En général, les spécialistes de la FIV prélèvent des échantillons de sperme sur des hommes en bonne santé pour les aider à concevoir un enfant avec leur partenaire, ou sur des hommes malades qui souhaitent congeler leur sperme avant de subir un traitement médical.

Dans une interview accordée à une publication en ligne destinée à la communauté médicale israélienne, le Dr Yael Harir, embryologiste à l’hôpital Kaplan de Rehovot, a déclaré qu’elle effectuait normalement deux, voire trois, procédures de PSR par an. Elle a refusé de donner le nombre exact de procédures effectuées à Kaplan ces derniers jours, mais elle a indiqué qu’il était considérable.

« C’est difficile, physiquement et émotionnellement, pour le personnel d’effectuer cette procédure sur des cadavres », a-t-elle déclaré.

Harir a indiqué que des collègues d’autres hôpitaux l’avaient contactée pour lui demander des conseils sur la manière de procéder.

« Il n’existe pas de protocole pour la conservation du sperme à cette échelle. Nous avons dû trouver une solution pour faire face à la situation et évaluer l’équipement dont nous disposions pour effectuer autant de procédures en même temps », a-t-elle déclaré.

Mais pour beaucoup, il était trop tard.

La réalisatrice Shaylee Atary espérait que le sperme de son mari Yahav Winner, assassiné par des terroristes du Hamas lorsqu’ils ont envahi Kfar Azza samedi matin, pourrait être prélevé. Mais la dépouille de Winner n’a pas été retrouvée ou identifiée assez rapidement pour que du sperme viable puisse être prélevé.

Shaylee Atary et son défunt mari Yahav Winner sur une photo non datée (Crédit : Go2Films)

S’adressant à la presse israélienne, Shaylee Atary a imputé ce retard à la bureaucratie et au fait que le système d’identification des corps était complètement débordé.

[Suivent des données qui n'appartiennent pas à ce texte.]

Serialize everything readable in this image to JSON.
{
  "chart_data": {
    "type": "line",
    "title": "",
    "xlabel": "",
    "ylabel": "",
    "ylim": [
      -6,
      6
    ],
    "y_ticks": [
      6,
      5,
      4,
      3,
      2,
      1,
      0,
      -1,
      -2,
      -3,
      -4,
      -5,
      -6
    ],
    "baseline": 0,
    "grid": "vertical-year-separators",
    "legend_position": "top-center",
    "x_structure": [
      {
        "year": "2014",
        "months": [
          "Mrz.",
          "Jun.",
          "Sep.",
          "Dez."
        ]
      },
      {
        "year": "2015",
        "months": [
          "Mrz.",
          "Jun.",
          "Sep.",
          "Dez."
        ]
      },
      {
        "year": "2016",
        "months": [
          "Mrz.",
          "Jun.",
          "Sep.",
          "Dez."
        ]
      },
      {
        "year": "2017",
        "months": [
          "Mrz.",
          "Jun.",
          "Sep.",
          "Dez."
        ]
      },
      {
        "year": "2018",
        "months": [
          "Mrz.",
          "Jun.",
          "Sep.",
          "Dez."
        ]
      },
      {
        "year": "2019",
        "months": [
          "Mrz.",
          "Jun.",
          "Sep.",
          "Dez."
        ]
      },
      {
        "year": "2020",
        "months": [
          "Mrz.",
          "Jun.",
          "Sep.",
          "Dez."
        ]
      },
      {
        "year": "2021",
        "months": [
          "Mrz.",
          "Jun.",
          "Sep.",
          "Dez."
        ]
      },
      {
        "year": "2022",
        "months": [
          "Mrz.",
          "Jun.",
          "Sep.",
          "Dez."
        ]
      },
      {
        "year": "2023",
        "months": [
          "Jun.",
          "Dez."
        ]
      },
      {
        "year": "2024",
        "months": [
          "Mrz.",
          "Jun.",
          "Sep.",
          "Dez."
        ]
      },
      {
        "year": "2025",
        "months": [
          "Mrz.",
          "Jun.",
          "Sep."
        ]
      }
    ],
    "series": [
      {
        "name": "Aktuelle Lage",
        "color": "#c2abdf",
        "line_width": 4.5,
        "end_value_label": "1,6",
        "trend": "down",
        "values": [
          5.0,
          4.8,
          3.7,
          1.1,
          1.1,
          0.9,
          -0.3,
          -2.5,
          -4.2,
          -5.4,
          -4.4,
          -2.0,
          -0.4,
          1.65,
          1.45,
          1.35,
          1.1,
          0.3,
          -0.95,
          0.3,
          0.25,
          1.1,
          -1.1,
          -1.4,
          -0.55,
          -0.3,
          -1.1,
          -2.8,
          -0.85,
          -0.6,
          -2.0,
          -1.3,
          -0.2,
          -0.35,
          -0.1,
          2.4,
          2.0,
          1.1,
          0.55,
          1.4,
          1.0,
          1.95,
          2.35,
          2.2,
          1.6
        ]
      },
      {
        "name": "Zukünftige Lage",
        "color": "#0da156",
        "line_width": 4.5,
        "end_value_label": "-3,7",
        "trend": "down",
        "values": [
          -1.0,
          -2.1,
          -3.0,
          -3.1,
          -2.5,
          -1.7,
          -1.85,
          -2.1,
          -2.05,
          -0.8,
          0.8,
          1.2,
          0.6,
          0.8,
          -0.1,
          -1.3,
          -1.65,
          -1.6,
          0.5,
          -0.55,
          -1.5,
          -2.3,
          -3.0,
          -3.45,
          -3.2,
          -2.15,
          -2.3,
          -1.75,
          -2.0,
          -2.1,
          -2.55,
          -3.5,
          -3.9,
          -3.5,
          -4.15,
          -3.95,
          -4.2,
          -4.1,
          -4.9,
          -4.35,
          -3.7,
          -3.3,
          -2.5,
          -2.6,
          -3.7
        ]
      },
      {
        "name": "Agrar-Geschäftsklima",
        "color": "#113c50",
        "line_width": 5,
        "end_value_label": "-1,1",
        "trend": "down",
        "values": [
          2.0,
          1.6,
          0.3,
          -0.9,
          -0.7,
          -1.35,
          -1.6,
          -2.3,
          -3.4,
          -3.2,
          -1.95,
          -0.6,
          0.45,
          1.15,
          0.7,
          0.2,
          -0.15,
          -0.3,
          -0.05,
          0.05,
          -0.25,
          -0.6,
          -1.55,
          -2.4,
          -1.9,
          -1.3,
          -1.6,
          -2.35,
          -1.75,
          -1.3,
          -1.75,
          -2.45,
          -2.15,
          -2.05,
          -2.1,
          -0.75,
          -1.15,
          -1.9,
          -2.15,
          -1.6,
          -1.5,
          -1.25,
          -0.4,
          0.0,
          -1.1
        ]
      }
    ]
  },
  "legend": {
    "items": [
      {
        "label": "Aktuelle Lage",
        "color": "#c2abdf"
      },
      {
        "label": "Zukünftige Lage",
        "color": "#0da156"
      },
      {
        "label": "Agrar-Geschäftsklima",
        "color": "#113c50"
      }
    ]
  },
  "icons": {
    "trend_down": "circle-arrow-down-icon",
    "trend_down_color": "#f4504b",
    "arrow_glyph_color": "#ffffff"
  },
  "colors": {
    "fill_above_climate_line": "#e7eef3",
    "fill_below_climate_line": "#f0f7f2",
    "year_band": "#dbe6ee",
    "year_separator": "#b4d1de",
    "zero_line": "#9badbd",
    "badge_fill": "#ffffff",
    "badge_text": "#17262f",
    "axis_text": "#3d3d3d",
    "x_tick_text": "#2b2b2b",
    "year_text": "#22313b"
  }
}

Elle affirme qu’on lui a même demandé de payer 1 500 dollars pour la procédure posthume de son mari, qui était également cinéaste.

Lorsque le sperme de Winner a finalement été récupéré, il s’est avéré que son corps avait été laissé exposé à la chaleur pendant si longtemps qu’il était devenu inutilisable.

« L’État a abandonné le corps de mon mari », a déploré Atary.

C’est un coup dur pour Atary, qui a récemment donné naissance à une fille. Elle et son mari souhaitaient d’avoir d’autres enfants.

« Le rêve de mon Yahav était d’avoir une famille nombreuse, heureuse et rieuse, jouant sur les pelouses de notre Kfar Azza magique. Je ne pourrai pas réaliser ce rêve », a-t-elle déclaré.

Asher et Irit Shahar, avec leur fils Omri, avant la mort d’Omri en juin 2012. (Crédit : autorisation)

Le premier cas qui a été porté à la connaissance du public est celui d’Irit et Asher Shahar, dont le fils Omri, capitaine de la marine israélienne en service actif, est mort dans un accident de voiture en juin 2012, à l’âge de 25 ans.

Les parents Shahar ont aussitôt décidé de faire prélever le sperme d’Omri. Un tribunal des affaires familiales a approuvé la procédure, qui est légale en Israël depuis 2003 pour une insémination ultérieure ou pour une FIV chez la partenaire survivante.

Les Shahar voulaient utiliser le sperme de leur fils pour concevoir un enfant et l’élever comme un petit-enfant, bien qu’ils aient tous deux atteint la cinquantaine. Ils prévoyaient d’acheter un ovule et de faire appel à une mère porteuse.

Dans une décision capitale rendue en septembre 2016, le tribunal des affaires familiales de Petah Tikvah a autorisé le couple à poursuivre son projet. L’État a toutefois fait appel de la décision au motif que les Shahar souhaitaient être à la fois les grands-parents et les parents de la progéniture d’Omri, ce qui est inhabituel. Le tribunal a alors émis une injonction empêchant Irit et Asher d’accéder aux gamètes conservés d’Omer et de les utiliser.

Les Shahar ont subi un ultime revers en janvier 2017, lorsque l’État a gagné son appel devant le tribunal de district de Lod.

Il existe toutefois certains cas, depuis 2007, où les parents de soldats morts au combat ont été autorisés à donner le sperme de leur fils à une femme désireuse de devenir mère, soit par insémination, soit par gestation pour autrui (GPA). Dans ces cas, les femmes élèvent les enfants issus des dons de sperme.